6.3.1.1 Character strings in DFDL String Literals

A literal string in a DFDL Schema is written in the character set encoding specified by the XML directive that begins all XML documents:

<?xml version="1.0" encoding="UTF-8" ?>

In this example, the DFDL schema is written in UTF-8, so any literal strings contained in it, and particularly string literals found in its representation property bindings in the format annotations, are expressed in UTF-8.

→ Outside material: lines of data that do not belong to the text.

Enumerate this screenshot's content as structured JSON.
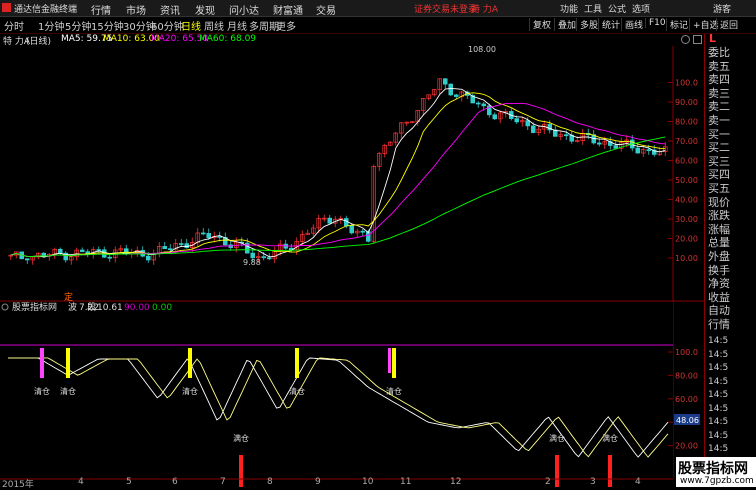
{
  "titlebar": {
    "app_name": "通达信金融终端",
    "menu": [
      "行情",
      "市场",
      "资讯",
      "发现",
      "问小达",
      "财富通",
      "交易"
    ],
    "warning": "证券交易未登录",
    "stock_name": "特 力A",
    "right": [
      "功能",
      "工具",
      "公式",
      "选项"
    ],
    "guest": "游客"
  },
  "toolbar": {
    "periods": [
      "分时",
      "1分钟",
      "5分钟",
      "15分钟",
      "30分钟",
      "60分钟",
      "日线",
      "周线",
      "月线",
      "多周期",
      "更多"
    ],
    "active_period": "日线",
    "right_buttons": [
      "复权",
      "叠加",
      "多股",
      "统计",
      "画线",
      "F10",
      "标记",
      "+自选",
      "返回"
    ]
  },
  "main_chart": {
    "title": "特 力A",
    "period": "(日线)",
    "ma": [
      {
        "label": "MA5: 59.75",
        "color": "#ffffff"
      },
      {
        "label": "MA10: 63.00",
        "color": "#ffff00"
      },
      {
        "label": "MA20: 65.50",
        "color": "#ff00ff"
      },
      {
        "label": "MA60: 68.09",
        "color": "#00ff00"
      }
    ],
    "high_label": "108.00",
    "low_label": "9.88",
    "y_ticks": [
      "100.0",
      "90.00",
      "80.00",
      "70.00",
      "60.00",
      "50.00",
      "40.00",
      "30.00",
      "20.00",
      "10.00"
    ]
  },
  "indicator": {
    "name": "股票指标网",
    "wave_label": "波",
    "wave_value": "7.22",
    "segment_label": "段",
    "segment_value": "10.61",
    "level_high": "90.00",
    "level_low": "0.00",
    "badge": "定",
    "current_value": "48.06",
    "y_ticks": [
      "100.0",
      "80.00",
      "60.00",
      "40.00",
      "20.00"
    ],
    "sell_label": "满仓",
    "buy_label": "清仓"
  },
  "x_axis": {
    "labels": [
      "2015年",
      "4",
      "5",
      "6",
      "7",
      "8",
      "9",
      "10",
      "11",
      "12",
      "2",
      "3",
      "4"
    ]
  },
  "side_panel": {
    "top_letter": "L",
    "items": [
      "委比",
      "卖五",
      "卖四",
      "卖三",
      "卖二",
      "卖一",
      "买一",
      "买二",
      "买三",
      "买四",
      "买五",
      "现价",
      "涨跌",
      "涨幅",
      "总量",
      "外盘",
      "换手",
      "净资",
      "收益",
      "自动",
      "行情"
    ],
    "times": [
      "14:5",
      "14:5",
      "14:5",
      "14:5",
      "14:5",
      "14:5",
      "14:5",
      "14:5",
      "14:5",
      "14:5",
      "14:5"
    ]
  },
  "watermark": {
    "line1": "股票指标网",
    "line2": "www.7gpzb.com"
  },
  "chart_data": {
    "type": "line",
    "title": "特 力A (日线)",
    "series": [
      {
        "name": "MA5",
        "color": "#ffffff",
        "values": [
          10,
          12,
          11,
          14,
          18,
          22,
          26,
          30,
          28,
          33,
          45,
          60,
          80,
          70,
          100,
          90,
          92,
          84,
          76,
          72,
          70,
          70,
          68,
          60
        ]
      },
      {
        "name": "MA60",
        "color": "#00ff00",
        "values": [
          12,
          12,
          13,
          14,
          15,
          17,
          19,
          20,
          21,
          22,
          30,
          40,
          50,
          60,
          70,
          76,
          78,
          80,
          82,
          78,
          74,
          72,
          70,
          68
        ]
      },
      {
        "name": "波",
        "values": [
          95,
          95,
          80,
          94,
          94,
          60,
          95,
          40,
          95,
          50,
          95,
          93,
          70,
          55,
          40,
          35,
          40,
          15,
          45,
          10,
          45,
          10,
          40
        ]
      }
    ],
    "ylim": [
      0,
      110
    ]
  }
}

However, these strings are being used to describe features of text data that are commonly in other character sets. For example, we may have EBCDIC data that is comma separated. A comma in EBCDIC does not have the same character code as a Unicode comma. However, when we indicate that an item is "," (comma) separated and we specify this using a string literal along with specifying the 'encoding' property to be 'ebcdic-cp-us' then this means that the data are separated by EBCDIC commas regardless of what character set encoding is used to write the DFDL Schema.
<?xml version="1.0" encoding="UTF-8" ?>
....
....
....<dfdl:format encoding='ebcdic-cp-us' separator=","/>
.....

When a DFDL processor uses the separator expressed in this manner, the string literal "," is translated into the character set encoding of the data it is separating as specified by the encoding representation property. Hence, in this case we would be searching the data for a character with codepoint 0x6B (the EBCDIC comma), not a UTF-8 or Unicode (0x2C) comma which is what exists in the DFDL schema document file.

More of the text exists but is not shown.